4. Man sollte die Situation in den USA nicht isoliert vom Rest der Welt betrachten. Die Schuldenlage in Japan und den größten westeuropäischen Ländern ist nicht weniger problematisch. Im Gegensatz zu den USA haben sie jedoch deutlich weniger wirtschaftliche und politische Autonomie, akutere demografische Probleme und ein weniger flexibles Wirtschaftssystem. China hat ebenfalls eine enorme Schuldenlast und erhebliche strukturelle Probleme, und die wirtschaftliche Flexibilität hängt weitgehend von den Zielen und der Rationalität der politischen und wirtschaftlichen Entscheidungen der Kommunistischen Partei Chinas (KPCh) ab. Mit anderen Worten, damit die US-Schulden ihren Status als sicherer Hafen behalten, muss das Land keinen phänomenalen wirtschaftlichen Sprung machen oder eine radikale Umstrukturierung des Systems durchführen. Es ist wichtig, genügend Wettbewerb in der Wirtschaft und Politik zu erhalten, die Ausgaben auf ein vernünftiges Niveau zu senken, die technologische Führungsposition zu bewahren und günstige institutionelle Bedingungen für internationales Kapital zu schaffen.

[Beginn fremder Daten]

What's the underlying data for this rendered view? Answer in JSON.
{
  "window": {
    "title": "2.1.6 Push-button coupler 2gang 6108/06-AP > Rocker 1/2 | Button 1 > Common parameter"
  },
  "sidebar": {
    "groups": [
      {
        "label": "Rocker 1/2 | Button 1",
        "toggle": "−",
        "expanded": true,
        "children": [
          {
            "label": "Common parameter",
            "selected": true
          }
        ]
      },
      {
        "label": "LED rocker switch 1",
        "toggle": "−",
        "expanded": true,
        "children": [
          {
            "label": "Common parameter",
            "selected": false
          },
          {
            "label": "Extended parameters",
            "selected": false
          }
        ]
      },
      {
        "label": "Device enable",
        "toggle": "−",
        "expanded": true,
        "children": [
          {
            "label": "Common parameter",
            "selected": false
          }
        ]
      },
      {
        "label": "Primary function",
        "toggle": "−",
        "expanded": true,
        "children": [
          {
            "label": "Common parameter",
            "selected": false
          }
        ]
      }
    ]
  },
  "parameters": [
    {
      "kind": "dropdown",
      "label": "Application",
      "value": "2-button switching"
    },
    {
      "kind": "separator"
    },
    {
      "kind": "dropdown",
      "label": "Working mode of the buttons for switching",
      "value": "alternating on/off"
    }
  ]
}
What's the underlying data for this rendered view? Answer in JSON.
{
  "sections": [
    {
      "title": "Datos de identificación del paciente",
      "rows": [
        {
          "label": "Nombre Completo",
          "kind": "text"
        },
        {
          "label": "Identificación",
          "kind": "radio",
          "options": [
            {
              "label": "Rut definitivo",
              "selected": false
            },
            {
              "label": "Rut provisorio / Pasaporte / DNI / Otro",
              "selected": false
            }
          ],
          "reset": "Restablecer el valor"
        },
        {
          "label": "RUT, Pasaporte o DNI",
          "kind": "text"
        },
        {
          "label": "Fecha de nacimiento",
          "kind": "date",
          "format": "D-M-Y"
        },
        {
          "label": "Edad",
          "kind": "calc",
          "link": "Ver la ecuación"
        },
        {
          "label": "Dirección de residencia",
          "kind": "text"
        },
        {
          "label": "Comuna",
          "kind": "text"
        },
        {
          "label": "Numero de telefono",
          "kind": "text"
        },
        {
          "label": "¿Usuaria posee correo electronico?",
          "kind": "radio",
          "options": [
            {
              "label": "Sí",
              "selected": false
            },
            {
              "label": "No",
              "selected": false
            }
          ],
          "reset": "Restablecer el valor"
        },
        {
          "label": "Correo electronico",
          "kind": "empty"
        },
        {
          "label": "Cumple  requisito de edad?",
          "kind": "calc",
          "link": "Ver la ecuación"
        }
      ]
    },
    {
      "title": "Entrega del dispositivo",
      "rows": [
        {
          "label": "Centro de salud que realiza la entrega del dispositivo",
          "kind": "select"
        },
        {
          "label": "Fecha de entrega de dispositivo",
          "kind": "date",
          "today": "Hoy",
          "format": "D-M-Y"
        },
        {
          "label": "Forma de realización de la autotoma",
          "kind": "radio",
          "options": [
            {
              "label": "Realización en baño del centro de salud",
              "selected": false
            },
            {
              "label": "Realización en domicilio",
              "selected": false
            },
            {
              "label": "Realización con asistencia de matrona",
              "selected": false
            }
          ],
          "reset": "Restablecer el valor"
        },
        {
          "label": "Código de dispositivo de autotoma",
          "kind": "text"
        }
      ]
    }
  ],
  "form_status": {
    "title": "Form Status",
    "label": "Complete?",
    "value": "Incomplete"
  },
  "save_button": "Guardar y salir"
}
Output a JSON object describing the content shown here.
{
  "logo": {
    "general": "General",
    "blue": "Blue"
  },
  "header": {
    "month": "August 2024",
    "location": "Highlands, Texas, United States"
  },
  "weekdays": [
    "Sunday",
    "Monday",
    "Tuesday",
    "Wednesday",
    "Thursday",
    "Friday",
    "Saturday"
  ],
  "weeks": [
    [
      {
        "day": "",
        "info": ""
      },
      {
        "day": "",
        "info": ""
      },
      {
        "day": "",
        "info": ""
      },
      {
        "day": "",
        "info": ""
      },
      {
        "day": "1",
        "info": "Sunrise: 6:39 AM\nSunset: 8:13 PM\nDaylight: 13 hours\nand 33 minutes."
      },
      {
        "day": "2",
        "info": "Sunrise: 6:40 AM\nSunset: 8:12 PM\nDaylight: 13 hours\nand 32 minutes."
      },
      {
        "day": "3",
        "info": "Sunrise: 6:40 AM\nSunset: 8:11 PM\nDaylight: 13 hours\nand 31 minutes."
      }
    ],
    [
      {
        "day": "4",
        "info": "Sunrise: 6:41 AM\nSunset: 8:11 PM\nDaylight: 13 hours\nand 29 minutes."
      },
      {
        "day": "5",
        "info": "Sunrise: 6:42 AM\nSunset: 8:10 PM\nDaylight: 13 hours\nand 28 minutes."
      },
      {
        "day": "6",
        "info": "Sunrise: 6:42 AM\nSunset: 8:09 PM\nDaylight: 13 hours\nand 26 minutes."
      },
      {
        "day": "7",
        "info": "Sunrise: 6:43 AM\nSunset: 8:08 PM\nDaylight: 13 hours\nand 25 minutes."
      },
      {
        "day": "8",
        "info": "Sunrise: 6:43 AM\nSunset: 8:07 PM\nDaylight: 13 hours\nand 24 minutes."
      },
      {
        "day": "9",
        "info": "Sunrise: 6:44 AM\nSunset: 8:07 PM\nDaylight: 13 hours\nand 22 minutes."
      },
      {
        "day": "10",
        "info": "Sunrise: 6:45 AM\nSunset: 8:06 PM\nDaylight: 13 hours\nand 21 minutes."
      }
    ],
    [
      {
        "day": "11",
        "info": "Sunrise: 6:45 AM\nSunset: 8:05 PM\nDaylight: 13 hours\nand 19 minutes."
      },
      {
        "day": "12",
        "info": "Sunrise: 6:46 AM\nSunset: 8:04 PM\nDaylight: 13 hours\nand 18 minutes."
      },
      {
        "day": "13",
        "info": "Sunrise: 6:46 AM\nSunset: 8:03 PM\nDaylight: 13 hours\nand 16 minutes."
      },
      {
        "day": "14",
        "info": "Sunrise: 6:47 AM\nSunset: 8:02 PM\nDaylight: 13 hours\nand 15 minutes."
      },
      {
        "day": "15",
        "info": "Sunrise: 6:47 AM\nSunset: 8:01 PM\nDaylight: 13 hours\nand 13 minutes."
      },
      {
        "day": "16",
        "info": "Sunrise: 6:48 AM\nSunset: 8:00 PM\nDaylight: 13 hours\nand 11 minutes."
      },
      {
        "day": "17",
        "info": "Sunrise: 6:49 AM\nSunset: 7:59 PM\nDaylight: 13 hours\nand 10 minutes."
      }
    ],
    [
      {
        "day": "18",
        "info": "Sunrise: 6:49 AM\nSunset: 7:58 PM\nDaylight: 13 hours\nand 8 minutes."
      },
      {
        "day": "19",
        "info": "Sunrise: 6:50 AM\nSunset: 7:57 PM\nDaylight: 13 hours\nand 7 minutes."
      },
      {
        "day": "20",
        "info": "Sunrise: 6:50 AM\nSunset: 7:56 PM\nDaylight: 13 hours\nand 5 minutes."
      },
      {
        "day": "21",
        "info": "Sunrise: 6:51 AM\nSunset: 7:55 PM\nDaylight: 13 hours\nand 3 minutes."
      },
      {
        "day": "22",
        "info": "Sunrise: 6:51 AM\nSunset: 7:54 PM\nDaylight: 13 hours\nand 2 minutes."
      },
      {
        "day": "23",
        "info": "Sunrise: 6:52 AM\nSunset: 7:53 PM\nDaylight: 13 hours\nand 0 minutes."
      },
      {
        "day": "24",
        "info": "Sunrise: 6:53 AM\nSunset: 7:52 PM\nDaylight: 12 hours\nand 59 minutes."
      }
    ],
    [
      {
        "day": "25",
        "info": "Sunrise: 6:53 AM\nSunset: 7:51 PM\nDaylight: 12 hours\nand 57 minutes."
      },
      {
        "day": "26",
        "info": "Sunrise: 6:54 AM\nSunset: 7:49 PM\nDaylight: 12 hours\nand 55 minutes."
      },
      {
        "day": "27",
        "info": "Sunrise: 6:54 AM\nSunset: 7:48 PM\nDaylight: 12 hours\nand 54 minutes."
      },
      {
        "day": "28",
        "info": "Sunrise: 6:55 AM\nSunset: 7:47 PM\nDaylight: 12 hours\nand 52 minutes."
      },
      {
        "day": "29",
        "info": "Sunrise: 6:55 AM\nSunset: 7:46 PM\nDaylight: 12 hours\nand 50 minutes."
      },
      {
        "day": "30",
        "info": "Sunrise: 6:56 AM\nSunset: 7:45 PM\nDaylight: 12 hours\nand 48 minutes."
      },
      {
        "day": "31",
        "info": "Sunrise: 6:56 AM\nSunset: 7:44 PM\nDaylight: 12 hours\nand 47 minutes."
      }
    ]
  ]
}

Dies wird helfen, die attraktivste Alternative im Vergleich zu anderen Ländern und Finanzmärkten zu bleiben. In den nächsten dreißig Jahren werden die ersten drei Faktoren wahrscheinlich Gegenstand ständiger Diskussionen sein. In Bezug auf den letzten Punkt sind sich die meisten Investoren einig – selbst mittelfristig gibt es für die USA keine Alternativen in Bezug auf die Größe und das Entwicklungsniveau der Wirtschaft sowie die Stabilität und Kapazität der Finanzmärkte.